I've received a grant to pay for a LPN class. Part of the requirements for this grant is that I interview three LPNs. I'm currently an EMT and I don't know any LPNs so if anyone could help me out that would be great. I live in Tucson by the way. I only need 3 interviews. I'll post the questions below:

1.) Are there jobs in the field? (Explain)

A.) Within your company?

B.) Within the community?

2.) What skills are required?

3.) What training is required?

4.) What certification or license is required?

5.) From which schools do you hire?

6.) What do you feel the satisfactions are from doing this work or the advantages of this career?

A.) What do you think the disadvantages or challenges are?

7.) What is the potential for advancement?

8.) What is the salary range for entry level? (respond with a dollar amount)

9.) Other information:

Interviewed Name and company

Specializes in Home Health (PDN), Camp Nursing.

Nope... your an EMT and don't know any LPNs? If you're a working EMT you should be positively tripping over them as you wheel granny in and out of nursing homes and rehabs. Trust me as someone who was an EMT, and is now an LPN you want to take a little time and talk to these future coworkers and figure out what the job really is about before you commit to school. Especially in your LOCAL area. Good luck my friend, nursing has been kind to me, but it's not always what you think it is. Please lean into this assignment and find an LPN from a few different settings to talk to.

Specializes in critical care, ER,ICU, CVSURG, CCU.

No validity in asking on anonymous web site

Well, I'm not answering that whole mass of questions, but the gist is:

yes, there are plenty of jobs for LPNs. Not in the hospitals so much. LPNs can do anything a medical assistant can do in ambulatory/clinic setting, and the two roles are often interchangeable, which explains why LPNs in this setting make so little, comparatively speaking.

The area LPNs make the most in, and are given the most authority in, is LTC/SNF/Rehab. LPNs are the backbone of skilled nursing, and skilled nursing is the backbone of LPN practice. If you are horrified at the thought of working in a nursing home, you should *seriously* re-evaluate becoming a LPN.

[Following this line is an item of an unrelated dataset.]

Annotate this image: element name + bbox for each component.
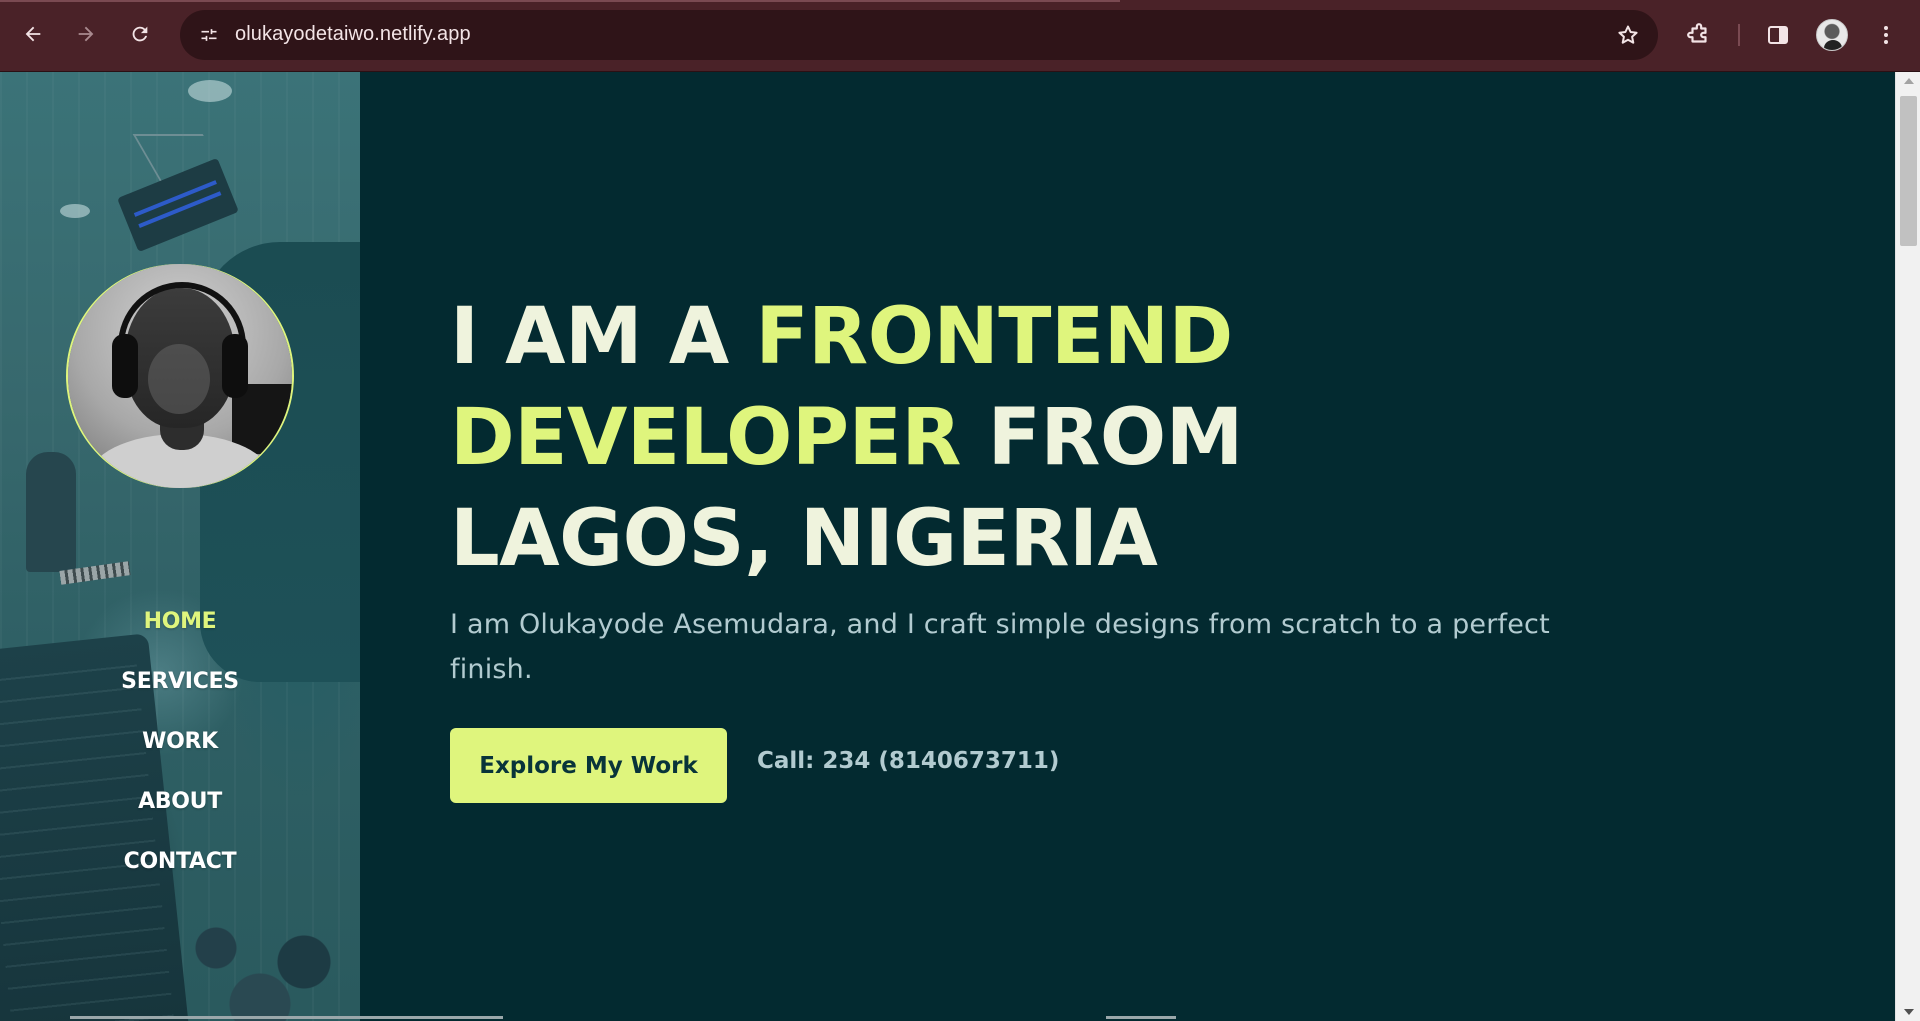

There are some other fields LPNs can work in, including home care, dialysis, school nursing, correctional nursing, psych nursing. Correctional and psych nursing utilize LPNs as medication nurses for the most part. Dialysis nursing varies, some places will use you as a tech, some as a nurse. School nursing pay tends to be abysmal.

You must take and pass a practical nursing course at a community college or trade school in order to be eligible to sit for the NCLEX-PN. Pass that and you are offically a LPN.

In LTC in the Midwest, new LPNs start around $18-$20 an hour. As an experienced LPN in LTC I make just under $28 an hour. It won't get much higher than that in this neck of the woods.

Potential for advancement for LPNs beyond the bedside is extremely limited. We are bedside nurses by definition. LPNs can work as unit managers in LTC.

Being a LPN in a nursing home is obviously very different from being an EMT. Nursing is about managing care, and is a much broader skill set than the very specialized skill set of first responders. You know a lot about a specific role, more than we do certainly when it comes to first aid and life support..... but we are expected to know a little bit about everything. We are generalists. Something I've found many EMTs-turned-LPNs do not like for some reason.